Tuesday, December 18, 2007

General State of Things

So the holidays haven't been as stressful as I thought they were going to be. Thanksgiving was nice and easy, spent with friends and loved ones. Mom found something to do, and I didn't get guilt tripped for not spending the holiday with her. So that was nice. I ended up having dinner with her a week or so later. I'll be doing Christmas dinner with her and her boyfriend. I haven't heard from Dad yet. I really do need to talk to him. He doesn't even know about the accident.

I'm not sure how that will make him feel though, finding out a month or so after the fact that he almost lost his only daughter. I don't want to be passive-agressive about it, but I do need to let him know that I really feel bad about not being able to talk to him and not being able to spend time with him. And feeling like a second class family member. Like he doesn't have time for me because of Janine and the girls and the rest of her family.

But oh well, it's not like I'm lacking the family love recently or anything. Thanks to my experiences in Alpha I have a whole new set of surrogate parents. I get to share my Alpha story at both services on January 6th. That should be interesting. Jim and Pastor John have been trying to get me up there, and I kept putting it off because I wasn't sure what to say, or how to properly edit my story. Not everything is family apropriate in regards to where I've been and just how much has changed since I made the switch.

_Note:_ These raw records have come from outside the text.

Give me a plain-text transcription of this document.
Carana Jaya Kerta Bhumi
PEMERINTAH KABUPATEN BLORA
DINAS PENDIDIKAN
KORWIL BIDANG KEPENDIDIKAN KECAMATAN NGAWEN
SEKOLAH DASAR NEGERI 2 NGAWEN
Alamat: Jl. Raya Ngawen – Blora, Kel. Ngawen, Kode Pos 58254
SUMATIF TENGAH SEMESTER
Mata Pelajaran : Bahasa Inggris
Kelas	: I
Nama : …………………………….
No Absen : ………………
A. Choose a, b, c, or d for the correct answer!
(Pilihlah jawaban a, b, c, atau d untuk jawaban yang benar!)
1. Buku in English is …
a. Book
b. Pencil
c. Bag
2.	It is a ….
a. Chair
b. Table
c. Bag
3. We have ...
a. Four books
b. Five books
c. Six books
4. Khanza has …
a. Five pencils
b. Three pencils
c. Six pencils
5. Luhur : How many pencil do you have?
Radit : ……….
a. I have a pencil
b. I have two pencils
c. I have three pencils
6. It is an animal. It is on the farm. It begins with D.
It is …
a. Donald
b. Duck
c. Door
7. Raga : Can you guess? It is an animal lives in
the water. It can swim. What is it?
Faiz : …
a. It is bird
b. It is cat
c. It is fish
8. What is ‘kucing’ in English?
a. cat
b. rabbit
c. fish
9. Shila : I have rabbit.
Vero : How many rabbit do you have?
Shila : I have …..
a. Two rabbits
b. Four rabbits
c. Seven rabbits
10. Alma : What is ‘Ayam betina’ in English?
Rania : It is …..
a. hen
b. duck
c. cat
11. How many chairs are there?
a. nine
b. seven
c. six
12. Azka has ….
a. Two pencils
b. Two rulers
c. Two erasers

Hrm... what else is going on. Oh, I did a lot of work at church for the Christmas concerts we had. Helped with the set and then worked each show as a follow spot operator. I even made it into the program. That made me happy. I missed doing theater stuff. So it was nice to get to go back into something I love doing and be able to serve at the same time. There are rumors of a future production of Godspell, and if so I'll be there. Well I'll be there regardless of what show we're doing, as I already said whatever we end up doing I'm part of the team now. :-) But I've had a particular song stuck in my head ever since, and I don't know why I can't remember the name...

When you feel bad, or under a curse
Your life is bad, your prospects are worse
Your wife is sighing, crying, your olive tree is dying
Temples are greying, teeth are decaying and creditors weighing your purse.

Your mood and your robe
Are both a deep blue
You'd bet that Job
Has nothing on you...

and that's all I can remember.

I've had to put a lot of my crafty stuff on hold the last week, with working on the show and juggling my chiropractor appointments. But I did start another scarf, and I'm being all ambitious after only knitting for a couple of months, it's in a rib knit, and will be striped. A nice heather grey and an ivory. It should be pretty. I've started to do minor alterations for friends. Which has been a test of my faith in my sewing skills. But so far things have been okay, and the extra money has been much needed. At some point I need to remember to take pictures of some of my projects so I can be all "Hey lookit what I made!" and then feel awesome about it. :-)

Anyway, I should probably get back to work. But hey! I actually took the time to write in blogger, and not just cross-post something from livejournal!